Tom Colicchio

Tom Colicchio explains what the Commander's Palace challenge was really about, and reveals a special behind-the-scenes moment.

on Oct 17, 2013

Having experienced the elimination challenges as a judge in real time, it’s always interesting to me to then watch the episodes and get the full story. As I’ve written in past blogs, we judges aren’t privy to what the chefs are doing and saying over the course of each challenge -- aside from when I do a walk-through through the kitchen, I don’t encounter the chefs until I’m eating and judging their contributions to the competition. And so, remembering the dishes I was served by our chefs at Commander's Palace, I was intrigued while watching the episode to hear directly from the chefs themselves which of them were frightened and dismayed by the challenge and which were excited and invigorated by it. I see a direct correlation between their feelings about the challenge and how well they did. 

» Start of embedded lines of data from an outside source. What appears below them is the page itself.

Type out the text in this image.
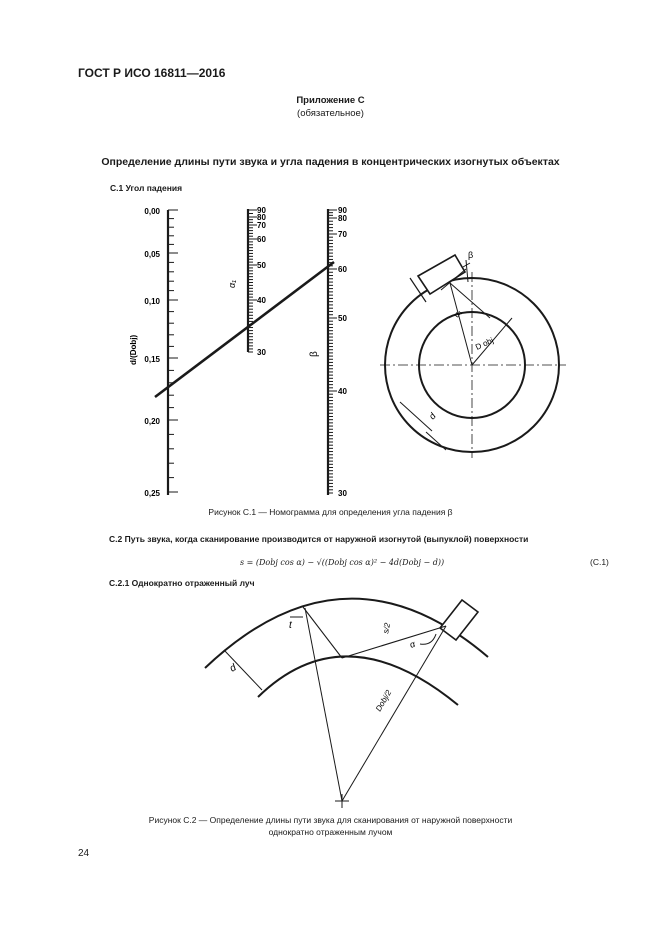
ГОСТ Р ИСО 16811—2016
Приложение С
(обязательное)
Определение длины пути звука и угла падения в концентрических изогнутых объектах
С.1 Угол падения
0,00
0,05
0,10
0,15
0,20
0,25
d/(Dobj)
90
80
70
60
50
40
30
α₁
90
80
70
60
50
40
30
β
β
α₁
D obj
d
Рисунок С.1 — Номограмма для определения угла падения β
С.2 Путь звука, когда сканирование производится от наружной изогнутой (выпуклой) поверхности
s = (Dobj cos α) − √((Dobj cos α)² − 4d(Dobj − d))	(С.1)
С.2.1 Однократно отраженный луч
t
d
s/2
α
Dobj/2
Рисунок С.2 — Определение длины пути звука для сканирования от наружной поверхности
однократно отраженным лучом
24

But not because of the nature of the challenge itself.

It was surely difficult to taste a dish once and be asked to replicate it exactly… especially when the chefs who had created three of the four dishes were right there at the table. I get how that could be nerve-wracking. And chefs tend to get set in their ways. The chefs in our challenge had two options, basically. They could have tasted the dish and said, “This is how I myself would do this.” Or they could have said, “How do I think the chef who created this would have made this?” I personally think the first way is the better way to go. Just do it your own way, in terms of flavors. Presentation is another story -- that’s just a matter of mimicry.

So while watching this, I can imagine you were expecting to see chefs falter in their abilities to discern precisely which ingredients were in a dish or just how a dish was constructed. But, in fact, it came down to the two things that it usually comes down to in our competition: using good technique and seasoning the food correctly. What made the challenge, well, challenging was less the need to recreate a dish they’d only eaten once and more the fact of having to make the amount of plates in the time allotted in a crowded kitchen, and still managing to get those two things -- technique and seasoning -- right.

The chefs who were most nervous about recreating dishes might have been thrown off their game by knowing that the chefs who created the originals were seated at the table. But it just so happened that Paul Prudhomme, Emeril Lagasse, and Tory McPhail were there. In fact, the competitors faced the same challenges they would have at their own restaurants -- creating well-seasoned, properly-prepared food for many people, under pressure. 

When you’re cooking, you need to worry about everything. The chefs who were successful were the ones who got everything right, not necessarily the ones who made it identical to the original. In fact, Stephanie’s biscuit was actually better than the original. Justin’s beignets were amazing -- were they made in identical fashion to Tory McPhail’s? I couldn’t tell you. This challenge weeded out the better chefs not because they could ascertain how to recreate the dishes, but because they could do so within the parameters of the competition and deliver up good food.